Aylin: (kaşlarını çatar) Efendim.
-Hakan ayaklanır.
Hakan: Diyorum ki yıllar önce beni terkedip İzmir'e giderken de bu kadar düşünmüş müydün?

-Aylin de ayağa kalkar, ikisinin de sesleri gittikçe yükseliyordur.
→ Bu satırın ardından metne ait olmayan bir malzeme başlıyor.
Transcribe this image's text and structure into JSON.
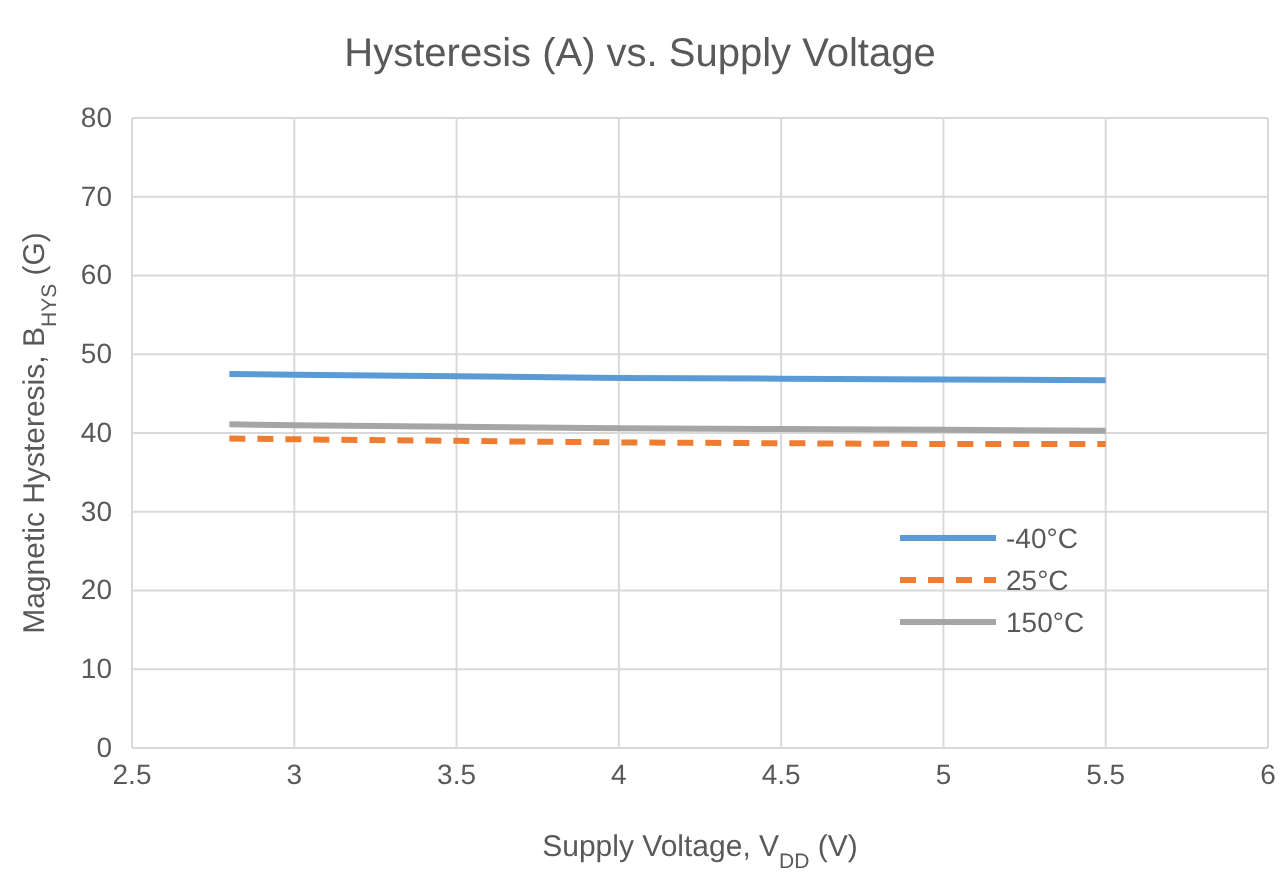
{
  "chart_data": {
    "type": "line",
    "title": "Hysteresis (A) vs. Supply Voltage",
    "xlabel": "Supply Voltage, V$_{DD}$ (V)",
    "ylabel": "Magnetic Hysteresis, B$_{HYS}$ (G)",
    "x": [
      2.8,
      3,
      3.5,
      4,
      4.5,
      5,
      5.5
    ],
    "series": [
      {
        "name": "-40°C",
        "color": "#5b9bd5",
        "line_style": "solid",
        "values": [
          47.5,
          47.4,
          47.2,
          47,
          46.9,
          46.8,
          46.7
        ]
      },
      {
        "name": "25°C",
        "color": "#ed7d31",
        "line_style": "dashed",
        "values": [
          39.3,
          39.2,
          39,
          38.8,
          38.7,
          38.6,
          38.6
        ]
      },
      {
        "name": "150°C",
        "color": "#a5a5a5",
        "line_style": "solid",
        "values": [
          41.1,
          41,
          40.8,
          40.6,
          40.5,
          40.4,
          40.3
        ]
      }
    ],
    "xlim": [
      2.5,
      6
    ],
    "xticks": [
      2.5,
      3,
      3.5,
      4,
      4.5,
      5,
      5.5,
      6
    ],
    "ylim": [
      0,
      80
    ],
    "yticks": [
      0,
      10,
      20,
      30,
      40,
      50,
      60,
      70,
      80
    ],
    "grid": true,
    "legend": "right",
    "marker": "none"
  }
}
Aylin: Hakan sen ne demek istiyorsun?
Hakan: Ben bir şey demek istemem Aylin dosdoğru söylerim. Sen benimle yeni bir hayat kurmaktan kaçıyorsun.
Aylin: O ne demek?
Hakan: Yıllar önce konu beni bırakıp gitmek olunca bi gecede karar vermiştin İzmir'e gitmeye ya bir gecede sabah seninle uyanmıştım akşam yoktun. Şimdi konu benle birlikte gitmek olunca mı zor geldi bu kararı vermek?
Aylin: (hayal kırıklığıyla) Gerçekten böyle mi düşünüyorsun?
Hakan: Aklıma başka bir şey gelmiyor Aylin kusura bakma.

-Hakan sandalyenin başına astığı ceketini alır ve kapıyı çarpıp evden çıkar.
Aylin neye uğradığını şaşırmış bir halde olduğu yerde bir süre donakalmıştır. Hâlâ yaşadığı anın şokunu atlatamamışken gözü konsolun üstünde duran Hakan'la fotoğraflarına takılır ve ilerleyip fotoğrafı eline alır. Bir süre fotoğrafa baktıktan sonra sinirle çerçeveyi yere fırlatır. Çerçeve paramparça olur tıpkı Aylin'in kalbi gibi... Yavaşça yere çöker ve kırılan fotoğrafa bakarak ağlamaya başlar.

....
-Aradan bir iki saat geçmiş, Hakan biraz dışarıda dolaştıktan sonra eski evine gelmiştir. Salonda oturmuş bir yandan içkisini içerken bir yandan da bu gece olanları düşünüyordur.

Hakan: Acaba fazla mı ileri gittim ya?

-Eline telefonun alır ve Aylin'i aramaya karar verir. Tam arama tuşuna basacakken çalan kapıyla irkilir.

Hakan: (kaşlarını çatar) Kim ki bu saatte?

-Hakan elindeki kadehi masaya bırakıp kapıya doğru giderken kapı ardarda sertçe çalmaya devam ediyordur.

Hakan: Kim bu ya alacaklı gibi.

-Hakan kapıyı açtığında karşısında Aylin'i görür.

Hakan: (şaşırır) Aylin...

-Aylin Hakan'a sert bir bakış atar ve Hakan'ın omzuna çarpıp içeri girer.
Hakan Aylin'in bu hiç alışık olmadığı tavrı karşısında afallamıştır. Anın şokunu atlattıktan sonra kapıyı kapatıp Aylin'in arkasından içeri girer.

Hakan: Noluyor Aylin, ne bu ev basar gibi?
Aylin: Gibisi fazla, şu an tam olarak yaptığım o çünkü.

-Aylin ve ceketini çıkarıp koltuğun üstüne atarken bir yandan da söyleniyordur.